Investigators believe a note found in the Las Vegas shooter's hotel room contained a series of numbers that helped him calculate more precise shots.
A law enforcement official said on Saturday that the numbers found on a note on a nightstand included the distance between the high-rise hotel room that Stephen Paddock was using as a perch and the concert the victims were attending.
The official wasn't authorised to discuss the details of the investigation publicly and spoke to The Associated Press on condition of anonymity.
As Las Vegas police are appealing to the public for help in uncovering a wealthy retiree's motive for massacring 58 people at an outdoor concert this week, US Vice President Mike Pence has visited Las Vegas offering solace.
"We are united in our grief, in our support for those who have suffered and united in our resolve to end such evil in our time," Pence said on Saturday, joining Las Vegas Mayor Carolyn Goodman and other local leaders at a City Hall commemoration for victims of the shooting that followed a prayer walk through the city.
Participants trod 11km along four separate paths to City Hall for an event where security was high. President Donald Trump paid a visit to Las Vegas earlier in the week.
The commemoration came as Clark County Undersheriff Kevin McMahill said investigators remain largely in the dark about what drove retired real estate investor and high-stakes gambler Paddock to carry out the deadliest mass shooting in modern US history.
McMahill said investigators had uncovered "no nexus" between Islamic State and Paddock, even though the militant group had repeatedly claimed responsibility for the attack.
In an unusual bid to cast a wider net for tips, the FBI and police have arranged with communications company Clear Channel to post billboards around Las Vegas urging citizens to come forward with any information they believe might help investigators.
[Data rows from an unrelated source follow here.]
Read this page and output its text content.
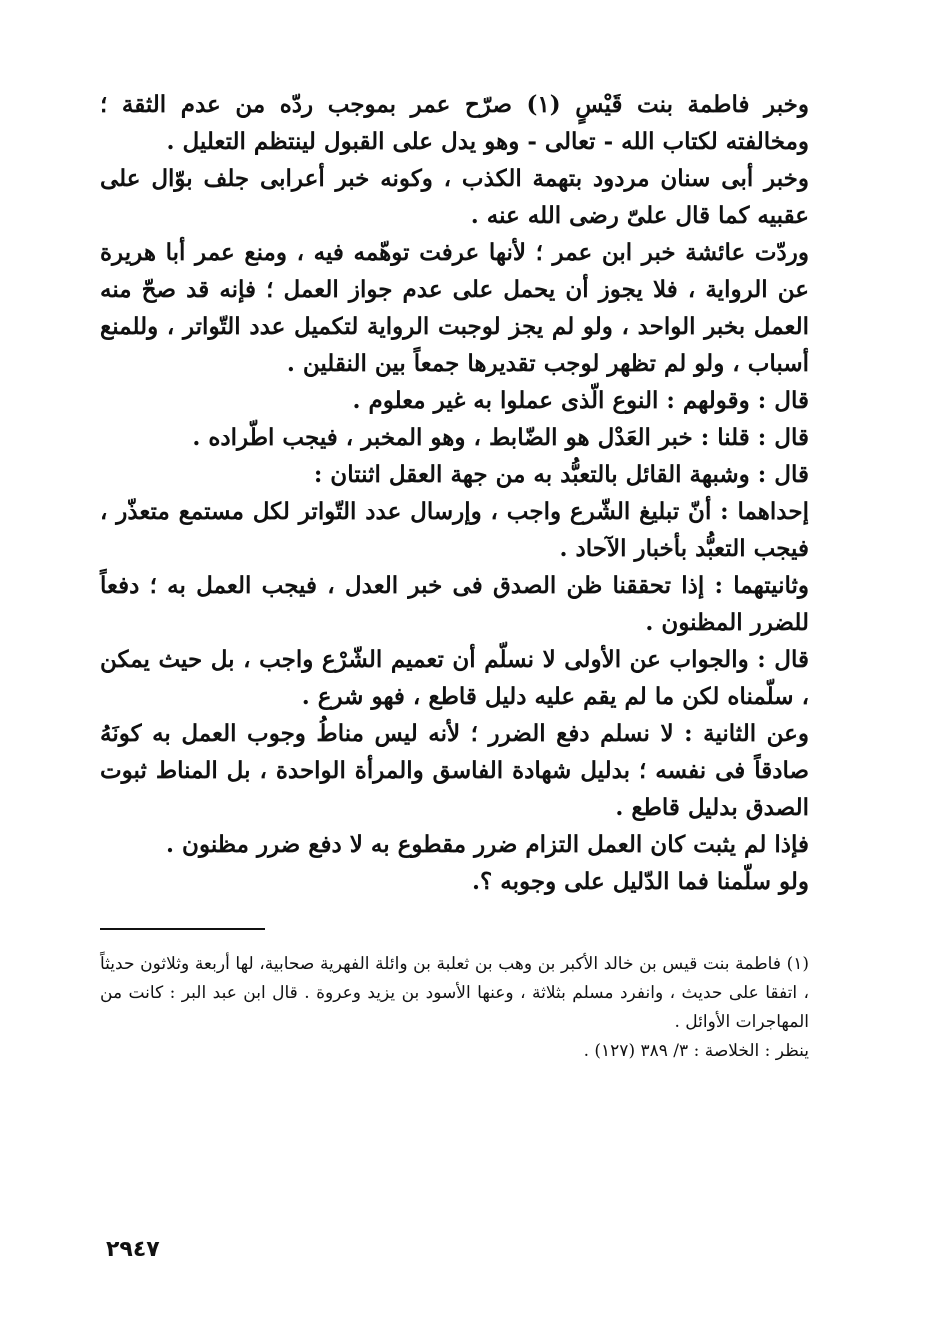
وخبر فاطمة بنت قَيْسٍ (١) صرّح عمر بموجب ردّه من عدم الثقة ؛ ومخالفته لكتاب الله - تعالى - وهو يدل على القبول لينتظم التعليل .

وخبر أبى سنان مردود بتهمة الكذب ، وكونه خبر أعرابى جلف بوّال على عقبيه كما قال علىّ رضى الله عنه .

وردّت عائشة خبر ابن عمر ؛ لأنها عرفت توهّمه فيه ، ومنع عمر أبا هريرة عن الرواية ، فلا يجوز أن يحمل على عدم جواز العمل ؛ فإنه قد صحّ منه العمل بخبر الواحد ، ولو لم يجز لوجبت الرواية لتكميل عدد التّواتر ، وللمنع أسباب ، ولو لم تظهر لوجب تقديرها جمعاً بين النقلين .

قال : وقولهم : النوع الّذى عملوا به غير معلوم .

قال : قلنا : خبر العَدْل هو الضّابط ، وهو المخبر ، فيجب اطّراده .

قال : وشبهة القائل بالتعبُّد به من جهة العقل اثنتان :

إحداهما : أنّ تبليغ الشّرع واجب ، وإرسال عدد التّواتر لكل مستمع متعذّر ، فيجب التعبُّد بأخبار الآحاد .

وثانيتهما : إذا تحققنا ظن الصدق فى خبر العدل ، فيجب العمل به ؛ دفعاً للضرر المظنون .

قال : والجواب عن الأولى لا نسلّم أن تعميم الشّرْع واجب ، بل حيث يمكن ، سلّمناه لكن ما لم يقم عليه دليل قاطع ، فهو شرع .

وعن الثانية : لا نسلم دفع الضرر ؛ لأنه ليس مناطُ وجوب العمل به كونَهُ صادقاً فى نفسه ؛ بدليل شهادة الفاسق والمرأة الواحدة ، بل المناط ثبوت الصدق بدليل قاطع .

فإذا لم يثبت كان العمل التزام ضرر مقطوع به لا دفع ضرر مظنون .

ولو سلّمنا فما الدّليل على وجوبه ؟.

(١) فاطمة بنت قيس بن خالد الأكبر بن وهب بن ثعلبة بن وائلة الفهرية صحابية، لها أربعة وثلاثون حديثاً ، اتفقا على حديث ، وانفرد مسلم بثلاثة ، وعنها الأسود بن يزيد وعروة . قال ابن عبد البر : كانت من المهاجرات الأوائل .

ينظر : الخلاصة : ٣/ ٣٨٩ (١٢٧) .

٢٩٤٧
The billboards will bear the slogan, "If you know something, say something," and carry a toll-free number to an FBI hotline, said Aaron Rouse, special agent in charge of the Las Vegas FBI office.
Paddock, 64, unleashed a torrent of gunfire onto an outdoor music festival from the windows of his 32nd-floor hotel suite overlooking the concert on Sunday night, then shot himself to death before police stormed his room.
In addition to the 58 people who died, nearly 500 were injured, some by gunfire, some trampled or otherwise hurt while running for cover.
Unlike so many other perpetrators of deadly mass shootings before him, Paddock left behind no suicide note, no manifesto, no recordings and no messages on social media pointing to his intent, according to police.